A Structure-Function Analysis of the N-Terminal Domain of Sil 1 and it's Role in Modulating the Activities of the Molecular Chaperone BiP
Fellow: Jillian Breault
Mentor: Carolyn Sevier
Co-Mentor: Toshi Kawate
DESCRIPTION (provided by applicant):
The maintenance of proper protein folding and function in the cell (proteostasis) relies on many integrated and highly regulated processes. A dysregulation in proteostasis is a major contributing factor in diseases like cancer, diabetes, and Alzheimer’s. To help promote protein folding, cells use chaperone proteins to ensure nascent polypeptides reach their native, folded, and functional state. Chaperones also help to clear misfolded proteins from the cell to prevent their accumulation. Most chaperones are ATPases that use the energy from nucleotide hydrolysis to drive the binding and release of folding and/or misfolded polypeptides. The molecular chaperone BiP is localized to the folding environment of the endoplasmic reticulum (ER), where it not only helps proteins fold under normal growth conditions but also acts to limit protein aggregation during conditions of elevated reactive oxygen species (ROS), which can cause protein damage, misfolding, and aggregation. Sil1 is a co-chaperone specific for BiP and is responsible for modulating BiP activities in three different ways. As a nucleotide exchange factor, Sil1 removes ADP from BiP and promotes the release of polypeptides from BiP and the continuation of BiP’s ATP-dependent chaperone cycle. Sil1 also prevents the reassociation of released polypeptides, which prevents the extended engagement of BiP with substrates. Additionally, Sil1 acts as a reductase to reduce (remove) a redox-modification on BiP that shifts the activity of BiP during high levels of ROS, changing BiP from an ATP-dependent foldase to a holdase that can limit protein aggregation during the unfavorable folding environment associated with high ROS. While the nucleotide exchange activity of Sil1 has been the subject of many studies, the peptide-release and reductase activities are less understood. I plan on investigating these activities of Sil1 using two, complementary, approaches.
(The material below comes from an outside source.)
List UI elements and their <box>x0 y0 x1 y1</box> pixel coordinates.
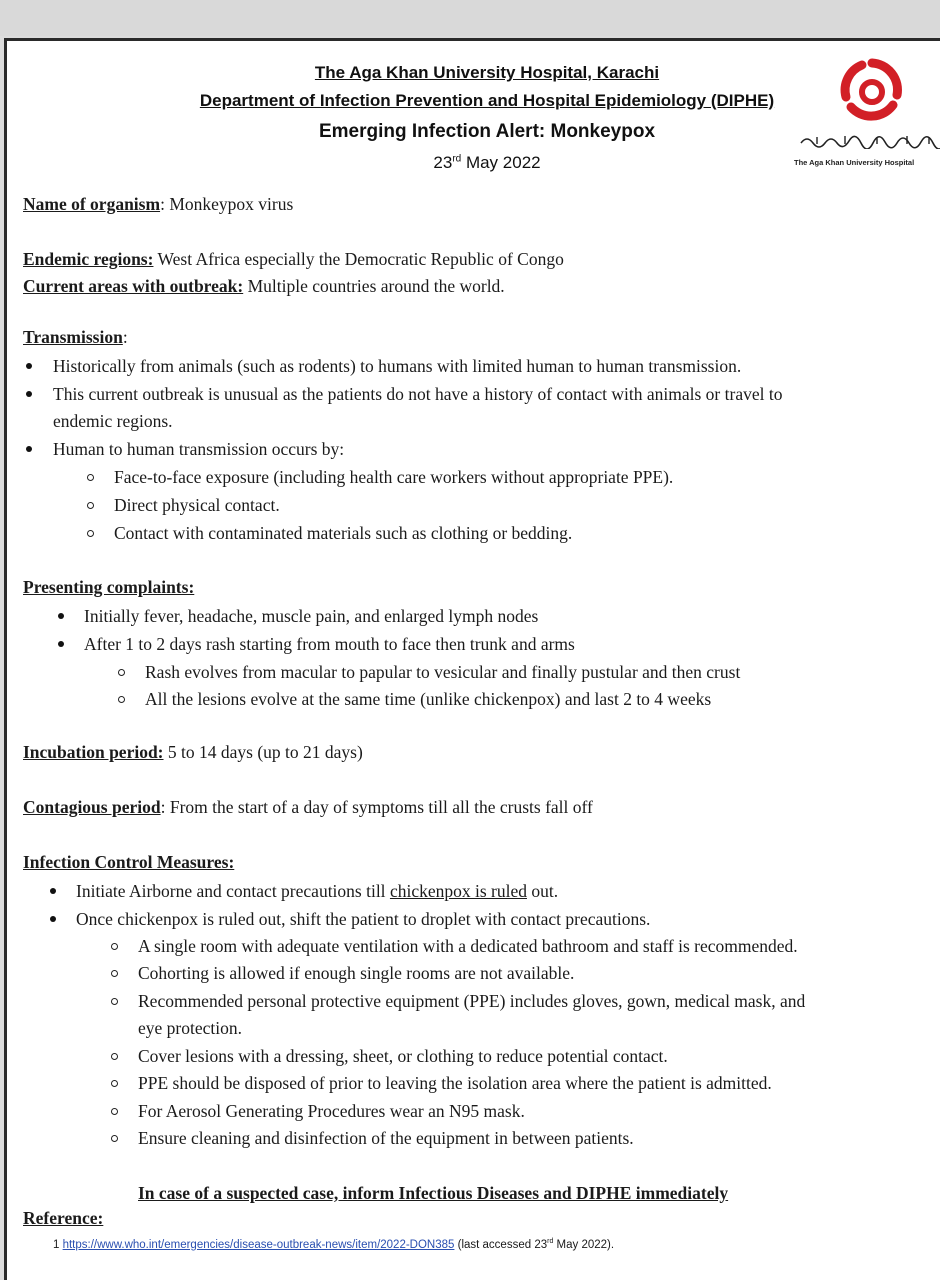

First, I aim to understand the physical contacts that form between Sil1 and BiP to inform on the mechanisms for Sil1-mediated peptide release and reductase activities. These studies will be complemented by a biochemical analysis of how the different Sil1 activities work together to promote BiP’s chaperone cycle. Together, my two aims will make for a comprehensive analysis of how perturbations in the regulation of a major cellular chaperone affects cellular proteostasis, and thus organismal health and function.